Sastra Indonesia memang tengah bergeliat, sangat menyenangkan kita hidup di era serba digital. Di masa kini, buku-buku dengan mudahnya kita cari dan dapatkan. Bermodal android dan pertemanan di dunia maya, tinggal ketik di pencarian maka abracadabra, muncullah. Dalam dunia maya segalanya mungkin, seolah Tuhan berkata, “Fiat lux!” (jadilah terang), maka dalam hitungan hari buku yang dicari sudah bisa dinikmati. Setiap kemudahan sejatinya dibarengi dengan tikaman ancam, maka dunia kertas yang sudah seabad lebih menguasai pasar perbukuan kini dalam raungan alarm akan serbuan bentuk digital. Banyak yang sulit beradaptasi, kenikmatan aroma buku dalam kenyamanan menjadi benteng akhir untuk dipertahankan. Namun sampai kapan? Sampai angin dan matahari hanya membicarakan kesepian.
Memulai bulan dengan buku non-fiksi tentang kepengarangan, sulit selesai walau sebenarnya lanjutan dari Agustus. Dilanjutjan tema yang sama untuk teori bahasa dalam EYD dan buku tipis curhat proses kreatif, lainnya memang special KSK dan tambahan saat beli di Dema Buku.
#1. Pengarang Tidak Mati – Maman S. Mahayana
Membaca karya sastra sebagai kegiatan membuang-buang waktu. Mereka membaca karya sastra dicap sebagai pemalas. Inilah pandangan sebagian besar masyarakat kita mengenai profesi sastrawan dan memperlakukan karya sastra sebagai karya tidak mendatangkan manfaat apa-apa. Buku yang padat sekali teori kesusastraan Indonesia. Ditelaah dari sastra mula Nasional sampai yang terbaru (ketika buku terbit). Tajam dan menyenangkan.

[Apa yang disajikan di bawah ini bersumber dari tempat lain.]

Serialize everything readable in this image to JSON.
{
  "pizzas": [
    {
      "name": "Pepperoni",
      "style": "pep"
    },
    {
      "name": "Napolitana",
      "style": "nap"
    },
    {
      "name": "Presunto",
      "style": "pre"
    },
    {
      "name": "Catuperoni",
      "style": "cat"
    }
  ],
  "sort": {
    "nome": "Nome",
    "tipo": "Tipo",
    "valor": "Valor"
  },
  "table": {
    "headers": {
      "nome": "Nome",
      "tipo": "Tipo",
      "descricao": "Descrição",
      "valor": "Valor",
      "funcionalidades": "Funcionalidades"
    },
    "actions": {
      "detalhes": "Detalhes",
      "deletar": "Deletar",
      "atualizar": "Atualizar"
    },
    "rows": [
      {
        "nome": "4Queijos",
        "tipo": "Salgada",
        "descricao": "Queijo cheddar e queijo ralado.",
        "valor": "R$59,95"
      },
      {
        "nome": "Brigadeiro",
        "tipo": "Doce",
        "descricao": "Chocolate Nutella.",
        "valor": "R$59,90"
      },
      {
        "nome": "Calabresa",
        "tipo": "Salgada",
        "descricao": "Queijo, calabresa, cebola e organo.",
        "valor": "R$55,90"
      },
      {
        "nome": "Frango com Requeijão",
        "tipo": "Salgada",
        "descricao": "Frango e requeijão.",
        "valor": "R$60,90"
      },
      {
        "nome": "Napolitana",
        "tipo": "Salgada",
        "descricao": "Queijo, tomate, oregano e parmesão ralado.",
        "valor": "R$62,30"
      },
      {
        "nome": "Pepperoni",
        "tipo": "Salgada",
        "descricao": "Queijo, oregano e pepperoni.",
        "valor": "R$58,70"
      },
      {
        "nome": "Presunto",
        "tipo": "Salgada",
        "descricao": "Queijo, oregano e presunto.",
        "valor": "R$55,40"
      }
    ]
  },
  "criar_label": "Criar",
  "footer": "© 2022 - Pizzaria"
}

#2. Buku Pintar Ejaan Bahasa Indonesia – Teguh Trianton & Septi Yulisetiani
Berisi pengetahuan basic tentang bahasa Indonesia. EYD, aturan baku, peletakaan tanda baca yang tepat, hingga contoh-contoh kalimat yang benar dalam penyusunan naskah. Sekadar pemantaban aturan baku. Contoh paling nyata, bagaimana menulis angka yang benar: “1 atau satu dalam kalimat?” atau penggunaan titik koma yang elok itu di mana? dst… Pengetahuan dasar tapi berguna karena menjawab beberapa keraguan.
#3. Tentang Menulis – Bernard Batubara
Perjalanannya menjadi penulis, waktu menempanya, dan keberanian menjadi penulis penuh waktu setelah keluar dari pekerjaan di dunia penerbitan yang menjamin pendapatan rutin. Lulus kuliah menjalani ‘free time’ sebelum menyelam ke rutinitas kerja. Menulis buku cinta yang mendapat respon lumayan bagus di pasar, tapi kurang ok di mutu sampai-sampai ada pembaca yang bilang sampah memberi nilai satu bintang di Goodreads sampai melecutnya. Sepakat, tentang taka da penyesalan telah menulsi roman picisan. Karena waktu sudah berlalu, dan yang lalu hanya tinggal kenangan. Dengan roman picisan itu, Bung Bernard berhasil menulis Mobil Bekas yang terkesan! Yang menjadikannya biasa Tentang Menulis adalah, mungkin pemilihan diksi dan delivery-nya yang standar. Hal-hal biasa yang juga menimpa rakyat kebanyakan dalam kegamangan dan keraguan menentukan karier. Hal-hal biasa yang ditulis dengan biasa. “Apa pun yang kamu ocehkan secara berulang-ulang di platform digitalmu, lambat laut akan membentuk citramu…”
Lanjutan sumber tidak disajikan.